IMO it depends greatly on how quickly you're speaking. If I were enunciating carefully, it'd be "a historical event," but if I were talking quickly and casually, it might well be "anistorical event."
posted by five fresh fish at 3:08 PM on March 8, 2005

Miko has it.

Aside: Though the pedant in me would never say "an historic", the clarity-junkie is often briefly tempted to, if only to disambiguate from the word "ahistoric", meaning not concerned with or related to history. (This, of course, would itself require a preceding "an", at which point I take a deep breath and have a nice, cool glass of water.)
posted by gramschmidt at 3:09 PM on March 8, 2005

Er, not how quickly you are speaking, but how quickly I am speaking. D-oh.
posted by five fresh fish at 3:09 PM on March 8, 2005

an harmonica.
posted by fixedgear at 4:29 PM on March 8, 2005

"An historic" (in American English) is preferred mostly by old farts who also complain about the split infinitive. However, it seems that it was the convention for a long time, so I think we should give its past use some respect.
posted by lackutrol at 8:23 PM on March 8, 2005

gramschmidt, were you to say 'a historic,' would you say 'aye historic' or 'uh historic'? I would tend to say the second, while the word 'ahistoric' would be pronounced as the former, so I don't think I'd run the risk of confusion.
posted by SoftRain at 8:35 PM on March 8, 2005

"an harmonica" is the most wacked-out thing I've ever heard.

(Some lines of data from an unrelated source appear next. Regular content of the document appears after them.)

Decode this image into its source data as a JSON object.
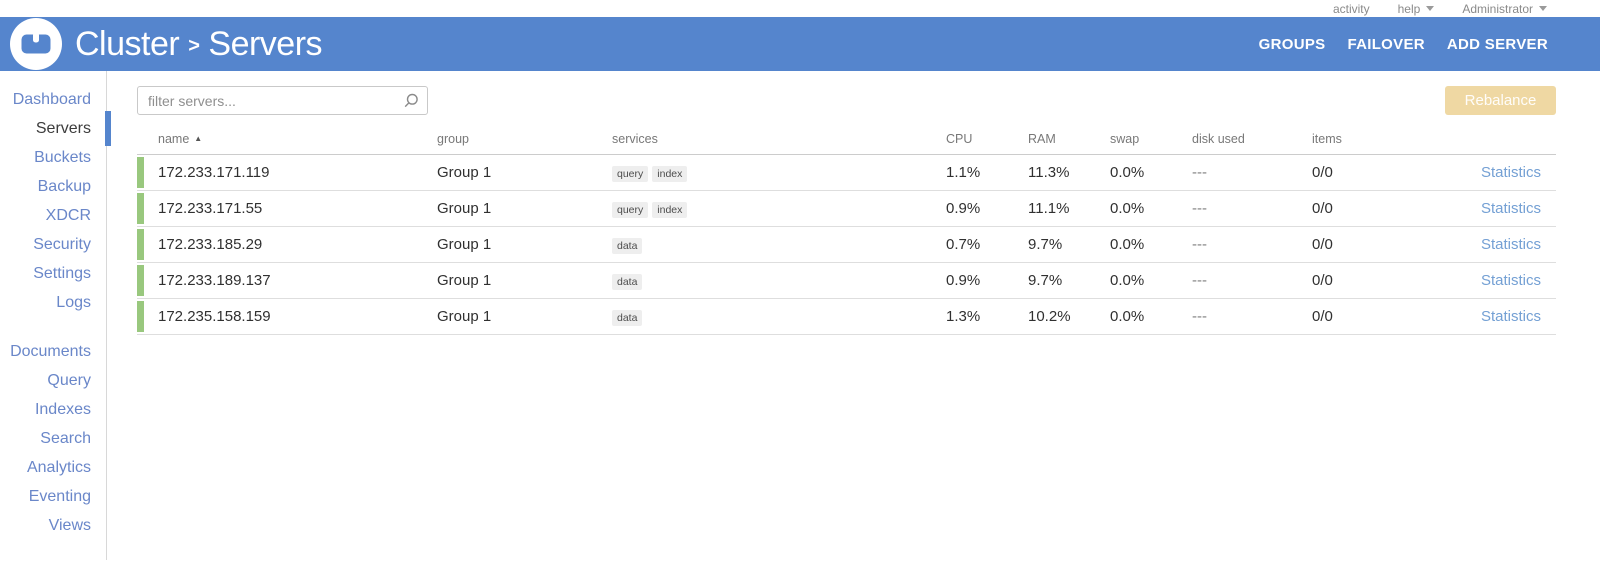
{
  "topbar": {
    "activity_label": "activity",
    "help_label": "help",
    "user_label": "Administrator"
  },
  "header": {
    "title_left": "Cluster",
    "title_separator": ">",
    "title_right": "Servers",
    "menu_items": [
      {
        "label": "GROUPS"
      },
      {
        "label": "FAILOVER"
      },
      {
        "label": "ADD SERVER"
      }
    ]
  },
  "sidebar": {
    "groups": [
      {
        "items": [
          {
            "label": "Dashboard",
            "selected": false
          },
          {
            "label": "Servers",
            "selected": true
          },
          {
            "label": "Buckets",
            "selected": false
          },
          {
            "label": "Backup",
            "selected": false
          },
          {
            "label": "XDCR",
            "selected": false
          },
          {
            "label": "Security",
            "selected": false
          },
          {
            "label": "Settings",
            "selected": false
          },
          {
            "label": "Logs",
            "selected": false
          }
        ]
      },
      {
        "items": [
          {
            "label": "Documents",
            "selected": false
          },
          {
            "label": "Query",
            "selected": false
          },
          {
            "label": "Indexes",
            "selected": false
          },
          {
            "label": "Search",
            "selected": false
          },
          {
            "label": "Analytics",
            "selected": false
          },
          {
            "label": "Eventing",
            "selected": false
          },
          {
            "label": "Views",
            "selected": false
          }
        ]
      }
    ]
  },
  "toolbar": {
    "filter_placeholder": "filter servers...",
    "rebalance_label": "Rebalance"
  },
  "servers_table": {
    "columns": {
      "name": "name",
      "group": "group",
      "services": "services",
      "cpu": "CPU",
      "ram": "RAM",
      "swap": "swap",
      "disk_used": "disk used",
      "items": "items"
    },
    "sort": {
      "column": "name",
      "direction": "asc",
      "icon": "▲"
    },
    "rows": [
      {
        "name": "172.233.171.119",
        "group": "Group 1",
        "services": [
          "query",
          "index"
        ],
        "cpu": "1.1%",
        "ram": "11.3%",
        "swap": "0.0%",
        "disk_used": "---",
        "items": "0/0",
        "statistics_label": "Statistics"
      },
      {
        "name": "172.233.171.55",
        "group": "Group 1",
        "services": [
          "query",
          "index"
        ],
        "cpu": "0.9%",
        "ram": "11.1%",
        "swap": "0.0%",
        "disk_used": "---",
        "items": "0/0",
        "statistics_label": "Statistics"
      },
      {
        "name": "172.233.185.29",
        "group": "Group 1",
        "services": [
          "data"
        ],
        "cpu": "0.7%",
        "ram": "9.7%",
        "swap": "0.0%",
        "disk_used": "---",
        "items": "0/0",
        "statistics_label": "Statistics"
      },
      {
        "name": "172.233.189.137",
        "group": "Group 1",
        "services": [
          "data"
        ],
        "cpu": "0.9%",
        "ram": "9.7%",
        "swap": "0.0%",
        "disk_used": "---",
        "items": "0/0",
        "statistics_label": "Statistics"
      },
      {
        "name": "172.235.158.159",
        "group": "Group 1",
        "services": [
          "data"
        ],
        "cpu": "1.3%",
        "ram": "10.2%",
        "swap": "0.0%",
        "disk_used": "---",
        "items": "0/0",
        "statistics_label": "Statistics"
      }
    ]
  },
  "colors": {
    "header_blue": "#5585cd",
    "sidebar_link_blue": "#6a87c9",
    "statistics_link_blue": "#74a0d4",
    "healthy_green": "#99c87e",
    "rebalance_disabled_tan": "#efd8a3"
  }
}
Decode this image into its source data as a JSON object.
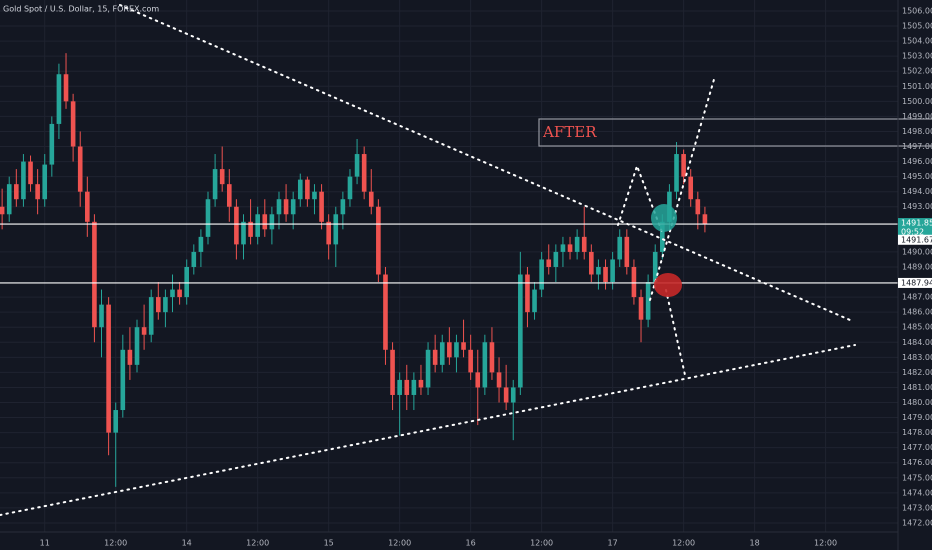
{
  "chart_data": {
    "type": "candlestick",
    "title": "Gold Spot / U.S. Dollar, 15, FOREX.com",
    "up_color": "#26a69a",
    "down_color": "#ef5350",
    "grid": true,
    "xlim": [
      -6.3,
      120.2
    ],
    "ylim": [
      1471.4,
      1506.73
    ],
    "xticks": [
      {
        "value": 0,
        "label": "11"
      },
      {
        "value": 10,
        "label": "12:00"
      },
      {
        "value": 20,
        "label": "14"
      },
      {
        "value": 30,
        "label": "12:00"
      },
      {
        "value": 40,
        "label": "15"
      },
      {
        "value": 50,
        "label": "12:00"
      },
      {
        "value": 60,
        "label": "16"
      },
      {
        "value": 70,
        "label": "12:00"
      },
      {
        "value": 80,
        "label": "17"
      },
      {
        "value": 90,
        "label": "12:00"
      },
      {
        "value": 100,
        "label": "18"
      },
      {
        "value": 110,
        "label": "12:00"
      }
    ],
    "yticks": [
      {
        "value": 1472,
        "label": "1472.00"
      },
      {
        "value": 1473,
        "label": "1473.00"
      },
      {
        "value": 1474,
        "label": "1474.00"
      },
      {
        "value": 1475,
        "label": "1475.00"
      },
      {
        "value": 1476,
        "label": "1476.00"
      },
      {
        "value": 1477,
        "label": "1477.00"
      },
      {
        "value": 1478,
        "label": "1478.00"
      },
      {
        "value": 1479,
        "label": "1479.00"
      },
      {
        "value": 1480,
        "label": "1480.00"
      },
      {
        "value": 1481,
        "label": "1481.00"
      },
      {
        "value": 1482,
        "label": "1482.00"
      },
      {
        "value": 1483,
        "label": "1483.00"
      },
      {
        "value": 1484,
        "label": "1484.00"
      },
      {
        "value": 1485,
        "label": "1485.00"
      },
      {
        "value": 1486,
        "label": "1486.00"
      },
      {
        "value": 1487,
        "label": "1487.00"
      },
      {
        "value": 1489,
        "label": "1489.00"
      },
      {
        "value": 1490,
        "label": "1490.00"
      },
      {
        "value": 1493,
        "label": "1493.00"
      },
      {
        "value": 1494,
        "label": "1494.00"
      },
      {
        "value": 1495,
        "label": "1495.00"
      },
      {
        "value": 1496,
        "label": "1496.00"
      },
      {
        "value": 1497,
        "label": "1497.00"
      },
      {
        "value": 1498,
        "label": "1498.00"
      },
      {
        "value": 1499,
        "label": "1499.00"
      },
      {
        "value": 1500,
        "label": "1500.00"
      },
      {
        "value": 1501,
        "label": "1501.00"
      },
      {
        "value": 1502,
        "label": "1502.00"
      },
      {
        "value": 1503,
        "label": "1503.00"
      },
      {
        "value": 1504,
        "label": "1504.00"
      },
      {
        "value": 1505,
        "label": "1505.00"
      },
      {
        "value": 1506,
        "label": "1506.00"
      }
    ],
    "last_price": 1491.85,
    "countdown": "09:52",
    "bid_price": 1491.67,
    "horizontal_line": 1487.94,
    "annotation": "AFTER",
    "candles": [
      {
        "x": -6,
        "open": 1493.0,
        "high": 1494.2,
        "low": 1491.5,
        "close": 1492.5
      },
      {
        "x": -5,
        "open": 1492.5,
        "high": 1495.0,
        "low": 1492.0,
        "close": 1494.5
      },
      {
        "x": -4,
        "open": 1494.5,
        "high": 1495.5,
        "low": 1493.0,
        "close": 1493.5
      },
      {
        "x": -3,
        "open": 1493.5,
        "high": 1496.5,
        "low": 1493.0,
        "close": 1496.0
      },
      {
        "x": -2,
        "open": 1496.0,
        "high": 1496.4,
        "low": 1494.0,
        "close": 1494.5
      },
      {
        "x": -1,
        "open": 1494.5,
        "high": 1495.5,
        "low": 1492.5,
        "close": 1493.5
      },
      {
        "x": 0,
        "open": 1493.5,
        "high": 1496.5,
        "low": 1493.0,
        "close": 1495.8
      },
      {
        "x": 1,
        "open": 1495.8,
        "high": 1499.0,
        "low": 1495.0,
        "close": 1498.5
      },
      {
        "x": 2,
        "open": 1498.5,
        "high": 1502.5,
        "low": 1497.5,
        "close": 1501.8
      },
      {
        "x": 3,
        "open": 1501.8,
        "high": 1503.2,
        "low": 1499.5,
        "close": 1500.0
      },
      {
        "x": 4,
        "open": 1500.0,
        "high": 1500.5,
        "low": 1496.0,
        "close": 1497.0
      },
      {
        "x": 5,
        "open": 1497.0,
        "high": 1498.0,
        "low": 1493.0,
        "close": 1494.0
      },
      {
        "x": 6,
        "open": 1494.0,
        "high": 1495.0,
        "low": 1491.0,
        "close": 1492.0
      },
      {
        "x": 7,
        "open": 1492.0,
        "high": 1492.5,
        "low": 1484.0,
        "close": 1485.0
      },
      {
        "x": 8,
        "open": 1485.0,
        "high": 1487.5,
        "low": 1483.0,
        "close": 1486.5
      },
      {
        "x": 9,
        "open": 1486.5,
        "high": 1487.0,
        "low": 1476.5,
        "close": 1478.0
      },
      {
        "x": 10,
        "open": 1478.0,
        "high": 1480.0,
        "low": 1474.4,
        "close": 1479.5
      },
      {
        "x": 11,
        "open": 1479.5,
        "high": 1484.5,
        "low": 1479.0,
        "close": 1483.5
      },
      {
        "x": 12,
        "open": 1483.5,
        "high": 1485.0,
        "low": 1481.5,
        "close": 1482.5
      },
      {
        "x": 13,
        "open": 1482.5,
        "high": 1485.5,
        "low": 1482.0,
        "close": 1485.0
      },
      {
        "x": 14,
        "open": 1485.0,
        "high": 1486.5,
        "low": 1483.5,
        "close": 1484.5
      },
      {
        "x": 15,
        "open": 1484.5,
        "high": 1487.5,
        "low": 1484.0,
        "close": 1487.0
      },
      {
        "x": 16,
        "open": 1487.0,
        "high": 1488.0,
        "low": 1485.5,
        "close": 1486.0
      },
      {
        "x": 17,
        "open": 1486.0,
        "high": 1487.5,
        "low": 1485.0,
        "close": 1487.0
      },
      {
        "x": 18,
        "open": 1487.0,
        "high": 1488.5,
        "low": 1486.0,
        "close": 1487.5
      },
      {
        "x": 19,
        "open": 1487.5,
        "high": 1488.0,
        "low": 1486.5,
        "close": 1487.0
      },
      {
        "x": 20,
        "open": 1487.0,
        "high": 1489.5,
        "low": 1486.5,
        "close": 1489.0
      },
      {
        "x": 21,
        "open": 1489.0,
        "high": 1490.5,
        "low": 1488.5,
        "close": 1490.0
      },
      {
        "x": 22,
        "open": 1490.0,
        "high": 1491.5,
        "low": 1489.0,
        "close": 1491.0
      },
      {
        "x": 23,
        "open": 1491.0,
        "high": 1494.0,
        "low": 1490.5,
        "close": 1493.5
      },
      {
        "x": 24,
        "open": 1493.5,
        "high": 1496.5,
        "low": 1493.0,
        "close": 1495.5
      },
      {
        "x": 25,
        "open": 1495.5,
        "high": 1497.0,
        "low": 1494.0,
        "close": 1494.5
      },
      {
        "x": 26,
        "open": 1494.5,
        "high": 1495.5,
        "low": 1492.0,
        "close": 1493.0
      },
      {
        "x": 27,
        "open": 1493.0,
        "high": 1493.5,
        "low": 1489.5,
        "close": 1490.5
      },
      {
        "x": 28,
        "open": 1490.5,
        "high": 1492.5,
        "low": 1489.5,
        "close": 1492.0
      },
      {
        "x": 29,
        "open": 1492.0,
        "high": 1493.5,
        "low": 1490.5,
        "close": 1491.0
      },
      {
        "x": 30,
        "open": 1491.0,
        "high": 1493.0,
        "low": 1490.5,
        "close": 1492.5
      },
      {
        "x": 31,
        "open": 1492.5,
        "high": 1493.5,
        "low": 1491.0,
        "close": 1491.5
      },
      {
        "x": 32,
        "open": 1491.5,
        "high": 1493.0,
        "low": 1490.5,
        "close": 1492.5
      },
      {
        "x": 33,
        "open": 1492.5,
        "high": 1494.0,
        "low": 1491.5,
        "close": 1493.5
      },
      {
        "x": 34,
        "open": 1493.5,
        "high": 1494.5,
        "low": 1492.0,
        "close": 1492.5
      },
      {
        "x": 35,
        "open": 1492.5,
        "high": 1494.0,
        "low": 1491.5,
        "close": 1493.5
      },
      {
        "x": 36,
        "open": 1493.5,
        "high": 1495.2,
        "low": 1493.0,
        "close": 1494.8
      },
      {
        "x": 37,
        "open": 1494.8,
        "high": 1495.0,
        "low": 1493.0,
        "close": 1493.5
      },
      {
        "x": 38,
        "open": 1493.5,
        "high": 1494.5,
        "low": 1492.5,
        "close": 1494.0
      },
      {
        "x": 39,
        "open": 1494.0,
        "high": 1494.5,
        "low": 1491.5,
        "close": 1492.0
      },
      {
        "x": 40,
        "open": 1492.0,
        "high": 1492.5,
        "low": 1489.5,
        "close": 1490.5
      },
      {
        "x": 41,
        "open": 1490.5,
        "high": 1493.0,
        "low": 1489.0,
        "close": 1492.5
      },
      {
        "x": 42,
        "open": 1492.5,
        "high": 1494.0,
        "low": 1491.5,
        "close": 1493.5
      },
      {
        "x": 43,
        "open": 1493.5,
        "high": 1495.5,
        "low": 1493.0,
        "close": 1495.0
      },
      {
        "x": 44,
        "open": 1495.0,
        "high": 1497.5,
        "low": 1494.5,
        "close": 1496.5
      },
      {
        "x": 45,
        "open": 1496.5,
        "high": 1497.0,
        "low": 1493.5,
        "close": 1494.0
      },
      {
        "x": 46,
        "open": 1494.0,
        "high": 1495.5,
        "low": 1492.5,
        "close": 1493.0
      },
      {
        "x": 47,
        "open": 1493.0,
        "high": 1493.5,
        "low": 1488.0,
        "close": 1488.5
      },
      {
        "x": 48,
        "open": 1488.5,
        "high": 1489.0,
        "low": 1482.5,
        "close": 1483.5
      },
      {
        "x": 49,
        "open": 1483.5,
        "high": 1484.0,
        "low": 1479.5,
        "close": 1480.5
      },
      {
        "x": 50,
        "open": 1480.5,
        "high": 1482.0,
        "low": 1477.8,
        "close": 1481.5
      },
      {
        "x": 51,
        "open": 1481.5,
        "high": 1482.5,
        "low": 1479.5,
        "close": 1480.5
      },
      {
        "x": 52,
        "open": 1480.5,
        "high": 1482.0,
        "low": 1479.5,
        "close": 1481.5
      },
      {
        "x": 53,
        "open": 1481.5,
        "high": 1482.5,
        "low": 1480.5,
        "close": 1481.0
      },
      {
        "x": 54,
        "open": 1481.0,
        "high": 1484.0,
        "low": 1480.5,
        "close": 1483.5
      },
      {
        "x": 55,
        "open": 1483.5,
        "high": 1484.5,
        "low": 1482.0,
        "close": 1482.5
      },
      {
        "x": 56,
        "open": 1482.5,
        "high": 1484.5,
        "low": 1482.0,
        "close": 1484.0
      },
      {
        "x": 57,
        "open": 1484.0,
        "high": 1485.0,
        "low": 1482.5,
        "close": 1483.0
      },
      {
        "x": 58,
        "open": 1483.0,
        "high": 1484.5,
        "low": 1482.0,
        "close": 1484.0
      },
      {
        "x": 59,
        "open": 1484.0,
        "high": 1485.5,
        "low": 1483.0,
        "close": 1483.5
      },
      {
        "x": 60,
        "open": 1483.5,
        "high": 1484.5,
        "low": 1481.5,
        "close": 1482.0
      },
      {
        "x": 61,
        "open": 1482.0,
        "high": 1483.5,
        "low": 1478.5,
        "close": 1481.0
      },
      {
        "x": 62,
        "open": 1481.0,
        "high": 1484.5,
        "low": 1480.5,
        "close": 1484.0
      },
      {
        "x": 63,
        "open": 1484.0,
        "high": 1485.0,
        "low": 1481.5,
        "close": 1482.0
      },
      {
        "x": 64,
        "open": 1482.0,
        "high": 1483.0,
        "low": 1480.0,
        "close": 1481.0
      },
      {
        "x": 65,
        "open": 1481.0,
        "high": 1482.5,
        "low": 1479.5,
        "close": 1480.0
      },
      {
        "x": 66,
        "open": 1480.0,
        "high": 1481.5,
        "low": 1477.5,
        "close": 1481.0
      },
      {
        "x": 67,
        "open": 1481.0,
        "high": 1490.0,
        "low": 1480.5,
        "close": 1488.5
      },
      {
        "x": 68,
        "open": 1488.5,
        "high": 1489.0,
        "low": 1485.0,
        "close": 1486.0
      },
      {
        "x": 69,
        "open": 1486.0,
        "high": 1488.0,
        "low": 1485.5,
        "close": 1487.5
      },
      {
        "x": 70,
        "open": 1487.5,
        "high": 1490.0,
        "low": 1487.0,
        "close": 1489.5
      },
      {
        "x": 71,
        "open": 1489.5,
        "high": 1490.5,
        "low": 1488.5,
        "close": 1489.0
      },
      {
        "x": 72,
        "open": 1489.0,
        "high": 1490.5,
        "low": 1488.0,
        "close": 1490.0
      },
      {
        "x": 73,
        "open": 1490.0,
        "high": 1491.0,
        "low": 1489.0,
        "close": 1490.5
      },
      {
        "x": 74,
        "open": 1490.5,
        "high": 1491.0,
        "low": 1489.5,
        "close": 1490.0
      },
      {
        "x": 75,
        "open": 1490.0,
        "high": 1491.5,
        "low": 1489.5,
        "close": 1491.0
      },
      {
        "x": 76,
        "open": 1491.0,
        "high": 1493.0,
        "low": 1489.5,
        "close": 1490.0
      },
      {
        "x": 77,
        "open": 1490.0,
        "high": 1490.5,
        "low": 1488.0,
        "close": 1488.5
      },
      {
        "x": 78,
        "open": 1488.5,
        "high": 1489.5,
        "low": 1487.5,
        "close": 1489.0
      },
      {
        "x": 79,
        "open": 1489.0,
        "high": 1489.5,
        "low": 1487.5,
        "close": 1488.0
      },
      {
        "x": 80,
        "open": 1488.0,
        "high": 1490.0,
        "low": 1487.5,
        "close": 1489.5
      },
      {
        "x": 81,
        "open": 1489.5,
        "high": 1491.5,
        "low": 1489.0,
        "close": 1491.0
      },
      {
        "x": 82,
        "open": 1491.0,
        "high": 1491.5,
        "low": 1488.5,
        "close": 1489.0
      },
      {
        "x": 83,
        "open": 1489.0,
        "high": 1489.5,
        "low": 1486.5,
        "close": 1487.0
      },
      {
        "x": 84,
        "open": 1487.0,
        "high": 1487.5,
        "low": 1484.0,
        "close": 1485.5
      },
      {
        "x": 85,
        "open": 1485.5,
        "high": 1488.5,
        "low": 1485.0,
        "close": 1488.0
      },
      {
        "x": 86,
        "open": 1488.0,
        "high": 1490.5,
        "low": 1487.5,
        "close": 1490.0
      },
      {
        "x": 87,
        "open": 1490.0,
        "high": 1492.5,
        "low": 1489.5,
        "close": 1492.0
      },
      {
        "x": 88,
        "open": 1492.0,
        "high": 1494.5,
        "low": 1491.5,
        "close": 1494.0
      },
      {
        "x": 89,
        "open": 1494.0,
        "high": 1497.3,
        "low": 1493.5,
        "close": 1496.5
      },
      {
        "x": 90,
        "open": 1496.5,
        "high": 1496.8,
        "low": 1494.5,
        "close": 1495.0
      },
      {
        "x": 91,
        "open": 1495.0,
        "high": 1495.5,
        "low": 1493.0,
        "close": 1493.5
      },
      {
        "x": 92,
        "open": 1493.5,
        "high": 1494.0,
        "low": 1491.5,
        "close": 1492.5
      },
      {
        "x": 93,
        "open": 1492.5,
        "high": 1493.0,
        "low": 1491.3,
        "close": 1491.85
      }
    ]
  }
}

Thanks to everyone who responded!
posted by evinrude at 12:28 PM on March 9, 2005

SoftRain, it would probably depend on how fast I was speaking. You're right; it would usually sound like "uh historic" which would be sufficiently different from the long 'a' at the front of "ahistoric" to avoid confusion. If I were gesticulating, over-articulating and being demonstrably obnoxious (like at a party, in front of an audience or something), I might say, "WELL! This IS quite ay historic occasion," most likely to draw attention to how formally I'm speaking.

At that point, though, it would be enough of a joke that "an historic" would be funnier.